Side note about Derek – he is a sweetheart and doesn’t really do anything terribly wrong, he’s just not the person that Elsie wants to be partnered with. He is the easy option that Elsie has settled for. At some point in the future, he will meet someone who values him and have a wonderful life. I love a romance with an ex who is a good person but not the right person.

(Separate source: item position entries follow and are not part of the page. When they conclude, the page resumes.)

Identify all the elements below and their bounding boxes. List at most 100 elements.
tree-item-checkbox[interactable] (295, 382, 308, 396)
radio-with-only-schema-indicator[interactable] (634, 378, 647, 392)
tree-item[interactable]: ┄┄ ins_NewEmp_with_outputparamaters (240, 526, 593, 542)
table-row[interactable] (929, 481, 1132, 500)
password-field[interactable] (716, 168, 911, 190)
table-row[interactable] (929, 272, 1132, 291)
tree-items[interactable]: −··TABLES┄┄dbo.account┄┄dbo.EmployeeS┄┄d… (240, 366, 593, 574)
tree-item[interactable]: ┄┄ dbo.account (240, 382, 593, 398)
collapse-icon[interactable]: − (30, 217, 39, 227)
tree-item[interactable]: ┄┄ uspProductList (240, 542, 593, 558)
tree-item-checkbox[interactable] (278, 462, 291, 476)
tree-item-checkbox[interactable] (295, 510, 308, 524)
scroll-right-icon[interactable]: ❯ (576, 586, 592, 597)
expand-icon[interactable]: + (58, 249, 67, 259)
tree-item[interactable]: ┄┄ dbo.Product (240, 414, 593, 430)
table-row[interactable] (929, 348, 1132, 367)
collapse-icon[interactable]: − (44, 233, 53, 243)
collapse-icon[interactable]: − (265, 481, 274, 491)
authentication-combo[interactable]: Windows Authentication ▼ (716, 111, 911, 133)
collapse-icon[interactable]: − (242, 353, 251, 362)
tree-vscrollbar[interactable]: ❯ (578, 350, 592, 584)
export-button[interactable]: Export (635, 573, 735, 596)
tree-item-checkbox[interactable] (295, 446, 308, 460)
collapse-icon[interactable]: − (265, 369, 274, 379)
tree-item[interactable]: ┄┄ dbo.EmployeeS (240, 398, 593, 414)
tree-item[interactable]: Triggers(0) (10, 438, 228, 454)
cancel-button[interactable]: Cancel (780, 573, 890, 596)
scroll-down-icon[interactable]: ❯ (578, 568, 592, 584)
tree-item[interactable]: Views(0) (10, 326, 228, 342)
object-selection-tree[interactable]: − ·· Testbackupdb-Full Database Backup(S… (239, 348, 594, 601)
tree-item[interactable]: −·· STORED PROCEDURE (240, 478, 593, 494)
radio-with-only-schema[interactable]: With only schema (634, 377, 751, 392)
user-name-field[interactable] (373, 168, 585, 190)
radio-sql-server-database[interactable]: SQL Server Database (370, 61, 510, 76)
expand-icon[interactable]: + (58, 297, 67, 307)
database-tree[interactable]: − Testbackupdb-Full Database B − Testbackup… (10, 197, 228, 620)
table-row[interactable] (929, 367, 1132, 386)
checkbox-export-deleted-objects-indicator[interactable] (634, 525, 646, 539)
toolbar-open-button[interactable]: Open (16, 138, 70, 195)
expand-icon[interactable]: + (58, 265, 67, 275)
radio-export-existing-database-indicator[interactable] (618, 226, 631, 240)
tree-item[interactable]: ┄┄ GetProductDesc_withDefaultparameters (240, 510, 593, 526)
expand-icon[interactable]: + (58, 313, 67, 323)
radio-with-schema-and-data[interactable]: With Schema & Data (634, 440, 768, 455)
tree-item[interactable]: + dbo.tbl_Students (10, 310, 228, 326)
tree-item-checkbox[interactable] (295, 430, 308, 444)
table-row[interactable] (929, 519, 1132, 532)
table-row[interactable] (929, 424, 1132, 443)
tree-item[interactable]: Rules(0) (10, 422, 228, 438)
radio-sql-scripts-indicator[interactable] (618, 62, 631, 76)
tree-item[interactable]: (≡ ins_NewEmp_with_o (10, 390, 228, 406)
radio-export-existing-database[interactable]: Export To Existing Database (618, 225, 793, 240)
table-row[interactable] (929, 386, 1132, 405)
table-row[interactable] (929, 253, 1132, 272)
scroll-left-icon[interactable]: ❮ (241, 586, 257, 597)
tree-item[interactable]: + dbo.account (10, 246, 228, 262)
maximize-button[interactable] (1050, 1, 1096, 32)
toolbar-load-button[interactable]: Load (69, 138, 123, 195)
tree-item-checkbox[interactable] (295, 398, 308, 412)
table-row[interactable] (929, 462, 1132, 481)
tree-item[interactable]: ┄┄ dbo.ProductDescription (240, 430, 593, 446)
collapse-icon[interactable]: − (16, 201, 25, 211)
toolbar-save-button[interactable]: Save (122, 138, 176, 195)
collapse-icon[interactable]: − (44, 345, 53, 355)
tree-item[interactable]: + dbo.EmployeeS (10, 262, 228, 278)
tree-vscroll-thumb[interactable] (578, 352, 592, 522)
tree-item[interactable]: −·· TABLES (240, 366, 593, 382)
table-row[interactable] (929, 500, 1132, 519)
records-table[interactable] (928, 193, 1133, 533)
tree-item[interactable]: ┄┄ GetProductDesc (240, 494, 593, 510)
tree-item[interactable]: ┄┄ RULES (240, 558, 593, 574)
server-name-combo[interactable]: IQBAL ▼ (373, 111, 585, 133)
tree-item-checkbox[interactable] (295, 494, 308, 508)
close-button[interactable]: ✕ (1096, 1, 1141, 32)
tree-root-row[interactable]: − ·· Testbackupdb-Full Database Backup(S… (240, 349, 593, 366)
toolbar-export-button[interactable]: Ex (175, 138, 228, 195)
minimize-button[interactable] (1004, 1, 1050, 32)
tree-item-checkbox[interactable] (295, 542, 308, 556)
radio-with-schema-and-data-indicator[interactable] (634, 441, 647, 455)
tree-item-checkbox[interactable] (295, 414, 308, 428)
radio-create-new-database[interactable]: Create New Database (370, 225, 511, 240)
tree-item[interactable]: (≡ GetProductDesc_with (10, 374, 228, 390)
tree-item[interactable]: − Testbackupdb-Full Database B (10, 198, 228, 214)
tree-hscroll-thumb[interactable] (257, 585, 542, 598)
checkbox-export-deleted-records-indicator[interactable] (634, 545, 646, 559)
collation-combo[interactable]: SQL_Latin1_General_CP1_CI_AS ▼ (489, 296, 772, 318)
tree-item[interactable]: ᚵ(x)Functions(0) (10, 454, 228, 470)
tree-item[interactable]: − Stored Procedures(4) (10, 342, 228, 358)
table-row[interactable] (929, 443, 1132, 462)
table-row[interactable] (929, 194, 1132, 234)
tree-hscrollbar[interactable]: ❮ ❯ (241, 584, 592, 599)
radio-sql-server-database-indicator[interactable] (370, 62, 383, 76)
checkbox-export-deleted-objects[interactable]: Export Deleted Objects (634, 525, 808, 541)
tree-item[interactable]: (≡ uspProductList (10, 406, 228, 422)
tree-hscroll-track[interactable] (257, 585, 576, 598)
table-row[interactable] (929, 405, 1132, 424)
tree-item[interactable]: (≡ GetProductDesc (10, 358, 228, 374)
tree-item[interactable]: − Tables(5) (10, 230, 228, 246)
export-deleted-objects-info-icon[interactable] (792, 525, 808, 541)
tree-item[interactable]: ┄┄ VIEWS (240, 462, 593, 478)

There is a lot of sex in this book. Ginny and Elsie have freed themselves from the constraints of their normal lives and are cocooned in a private, queer friendly bungalow. As Elsie gets braver in asking for what she wants, the sex gets more intense. Every sex scene in this book is essential to the characters and story. Elsie is asking for what she wants from Ginny for the first time with no fear of judgement from others. Ginny is able to indulge her sexual self with Elsie for the first time. Part of the sexual exploration is testing what works for the two of them as lovers, and also exploring a facet of Ginny’s nonbinary selfhood. Elsie is protective of Ginny’s identity so she asks questions about what language to use about Ginny’s body. The two of them get very vulnerable with each other very quickly, and this vulnerability fuels Elsie’s freak out that leads to the third act break up. The sex is essential to the plot and the characters.
Personally, I’ve had some physical issues going on for a while that made some of the sex they have unappealing to me personally. As I realized they were going in that direction, my body tensed unpleasantly and I hit the advance button until they were past those particular scenes. That was me protecting myself. It doesn’t mean those scenes don’t belong, shouldn’t have been written, or that the author is a bad person. It just means that I fast forwarded through them and got on with the book. To recap: there is a lot of sex in the book, it is all important to the story, I didn’t want some of it in my ears, so I fast forwarded and kept going.
Meryl Wilsner did such a great job of sowing the seeds of both the break up and the reconciliation into the whole story. Elsie and Ginny both need to do some growing up. Elsie still needs to learn to speak up for herself with her family and figure out who she can be separate from Ginny. Ginny needs to figure out what they want from their life that’s not centered around Elsie. The part of the book where they are giving each other space is as important as the sex. I thought the story was so well crafted.
My Best Friend’s Honeymoon is out at the end of April but I’m choosing to review it now as part of the Trans Rights Readathon. Meryl Wilsner is out as a nonbinary author who writes romances about loving women. In the last few years as I’ve consciously read books by trans and nonbinary writers, I’ve deepened and strengthened my understanding of identity, selfhood, and bodily autonomy. So much of my understanding of myself has come from the identity and gender roles I was assigned at birth. I am a cis woman, but my understanding of what that means to me is more authentic for having to consider how other people have experienced their bodies and identities differently. I’ve read some truly excellent books that I might not have found if someone hadn’t pointed out that my reading was pretty narrow. The personal growth is the cherry on top.
I received this as an advance listener copy from Macmillan Audio and NetGalley. My opinions are my own, freely and honestly given.